North Dakota state representatives (and I use that term loosely) are unhappy.
Very unhappy.
They have no use for the Ethics Commission that voters established back in 2018 by passing a constitutional amendment initiated by citizen petition. State legislators reacted by trying to — ahem — “fix” the horse the ethics measure “rode in on.”
That is, wreck the state’s ballot initiative process, to prevent citizens from making such reforms happen … without any “help” from politicians.
Legislators placed a constitutional amendment on the ballot to require that any citizen-initiated amendment be approved not merely by North Dakota voters, but then by both chambers of the state legislature. Their amendment, amid uproar, was finally amended so that if legislators voted the initiative down, voters would get a second vote on it.
Still, 62 percent of voters said, “No, thanks!”
Then, in 2022, the state Chamber of Commerce and other special interests attempted to use the citizen petition process, which they always say is way too easy. Yet, these insiders failed to gather enough signatures to qualify their measure requiring a 60 percent supermajority to pass an initiative.
Meanwhile, term limits supporters gathered enough signatures* and, last November, North Dakotans said, “Yes!”
Seems politicians in Bismarck, the state capital, are even less fond of term limits. They’ve introduced a raft of bills designed to kill the citizen petition process:
- House Bill 1452 would slap a 90 percent tax on contributions to ballot measures by any American living outside North Dakota.

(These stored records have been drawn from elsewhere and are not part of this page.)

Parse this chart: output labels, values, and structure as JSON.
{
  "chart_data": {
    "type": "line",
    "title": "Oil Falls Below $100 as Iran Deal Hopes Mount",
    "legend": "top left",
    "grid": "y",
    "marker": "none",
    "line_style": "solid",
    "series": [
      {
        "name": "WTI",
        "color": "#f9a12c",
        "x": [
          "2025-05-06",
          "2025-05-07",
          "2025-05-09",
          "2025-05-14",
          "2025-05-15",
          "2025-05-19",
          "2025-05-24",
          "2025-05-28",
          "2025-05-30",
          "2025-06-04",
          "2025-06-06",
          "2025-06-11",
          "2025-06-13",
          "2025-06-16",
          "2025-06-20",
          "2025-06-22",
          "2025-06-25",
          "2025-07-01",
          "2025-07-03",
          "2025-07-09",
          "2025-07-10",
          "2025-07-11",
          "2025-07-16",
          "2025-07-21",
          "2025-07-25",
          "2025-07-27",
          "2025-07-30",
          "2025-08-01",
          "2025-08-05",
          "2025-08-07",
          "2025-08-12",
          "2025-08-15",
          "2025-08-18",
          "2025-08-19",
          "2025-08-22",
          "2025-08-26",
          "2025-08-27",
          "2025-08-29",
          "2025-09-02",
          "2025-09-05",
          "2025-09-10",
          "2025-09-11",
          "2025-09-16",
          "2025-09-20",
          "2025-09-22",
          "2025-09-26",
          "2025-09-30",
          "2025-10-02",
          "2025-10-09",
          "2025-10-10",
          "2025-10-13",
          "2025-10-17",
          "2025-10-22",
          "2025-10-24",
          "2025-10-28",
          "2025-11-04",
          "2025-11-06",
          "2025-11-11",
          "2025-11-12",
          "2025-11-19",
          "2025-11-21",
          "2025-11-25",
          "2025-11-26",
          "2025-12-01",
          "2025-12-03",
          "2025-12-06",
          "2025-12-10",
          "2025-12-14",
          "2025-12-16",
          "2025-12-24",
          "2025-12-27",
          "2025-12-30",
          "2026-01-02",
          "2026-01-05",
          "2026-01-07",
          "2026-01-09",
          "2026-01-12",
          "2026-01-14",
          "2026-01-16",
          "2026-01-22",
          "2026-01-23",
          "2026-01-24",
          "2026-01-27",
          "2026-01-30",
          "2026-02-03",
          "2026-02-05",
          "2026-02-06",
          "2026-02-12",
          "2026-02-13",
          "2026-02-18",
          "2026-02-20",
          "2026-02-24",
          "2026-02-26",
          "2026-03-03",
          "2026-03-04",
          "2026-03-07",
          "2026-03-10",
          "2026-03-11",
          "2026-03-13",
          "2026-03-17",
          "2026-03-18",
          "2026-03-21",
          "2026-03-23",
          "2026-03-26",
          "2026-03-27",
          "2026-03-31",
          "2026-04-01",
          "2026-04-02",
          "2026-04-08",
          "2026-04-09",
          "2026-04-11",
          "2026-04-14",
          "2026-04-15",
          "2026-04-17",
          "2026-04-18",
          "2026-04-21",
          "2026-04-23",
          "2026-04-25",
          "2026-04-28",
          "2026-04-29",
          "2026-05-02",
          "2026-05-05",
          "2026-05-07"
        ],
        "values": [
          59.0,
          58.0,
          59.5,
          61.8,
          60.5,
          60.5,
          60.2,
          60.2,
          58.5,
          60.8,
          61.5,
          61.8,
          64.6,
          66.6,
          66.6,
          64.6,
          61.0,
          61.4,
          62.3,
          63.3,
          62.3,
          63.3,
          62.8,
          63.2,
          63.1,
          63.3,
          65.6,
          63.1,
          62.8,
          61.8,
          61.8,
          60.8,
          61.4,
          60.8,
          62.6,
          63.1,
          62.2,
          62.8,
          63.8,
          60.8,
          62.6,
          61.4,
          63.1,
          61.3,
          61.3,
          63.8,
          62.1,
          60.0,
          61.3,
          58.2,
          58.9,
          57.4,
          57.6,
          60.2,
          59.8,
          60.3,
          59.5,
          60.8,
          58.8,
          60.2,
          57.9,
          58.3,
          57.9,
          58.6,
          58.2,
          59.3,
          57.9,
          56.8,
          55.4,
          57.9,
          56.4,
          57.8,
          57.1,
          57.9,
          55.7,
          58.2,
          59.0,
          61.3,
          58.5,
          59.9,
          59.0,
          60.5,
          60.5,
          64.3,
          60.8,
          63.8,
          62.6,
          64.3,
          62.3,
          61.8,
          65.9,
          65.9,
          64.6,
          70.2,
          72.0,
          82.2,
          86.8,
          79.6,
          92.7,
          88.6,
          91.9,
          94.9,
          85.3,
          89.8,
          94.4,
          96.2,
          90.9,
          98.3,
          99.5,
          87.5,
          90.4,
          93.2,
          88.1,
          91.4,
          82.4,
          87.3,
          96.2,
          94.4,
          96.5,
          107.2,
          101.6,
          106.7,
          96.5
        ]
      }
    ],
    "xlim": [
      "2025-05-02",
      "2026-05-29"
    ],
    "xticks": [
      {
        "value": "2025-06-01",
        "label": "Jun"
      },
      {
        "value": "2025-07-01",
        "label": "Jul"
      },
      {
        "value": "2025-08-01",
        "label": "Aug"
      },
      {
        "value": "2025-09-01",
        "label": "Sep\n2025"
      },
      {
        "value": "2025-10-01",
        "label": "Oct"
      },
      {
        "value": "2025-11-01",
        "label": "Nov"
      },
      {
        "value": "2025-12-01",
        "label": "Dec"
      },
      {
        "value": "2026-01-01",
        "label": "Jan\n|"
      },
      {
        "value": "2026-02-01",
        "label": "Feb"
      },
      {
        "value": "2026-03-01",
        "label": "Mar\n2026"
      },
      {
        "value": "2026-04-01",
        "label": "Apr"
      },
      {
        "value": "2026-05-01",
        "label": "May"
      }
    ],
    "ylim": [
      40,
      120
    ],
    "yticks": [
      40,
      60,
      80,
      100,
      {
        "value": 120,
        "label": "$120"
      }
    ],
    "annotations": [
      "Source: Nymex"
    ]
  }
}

- House Bill 1230 would fine a campaign committee $10,000 and each of committee member $1,000 each if the petitions they turn in fail to have enough valid signatures to qualify the initiative.
- Senate Concurrent Resolution 4013 would amend the state constitution to (a) require 25 percent more voter signatures, (b) outlaw any payment to signature gatherers (something the U.S. Supreme Court has already unanimously ruled state governments cannot do), © block new residents from petitioning in the state for in some cases over a year, and (d) mandate a 67 percent vote to pass a citizen-initiated ballot measure.
North Dakota legislators prove the case for term limits. And the horse it rode in on: citizen initiative.
This is Common Sense. I’m Paul Jacob.
* Though term limits supporters had to fight the 30-year incumbent Secretary of State’s attempt to block the petition all the way to the state’s highest court, which ruled unanimously to place term limits before the voters.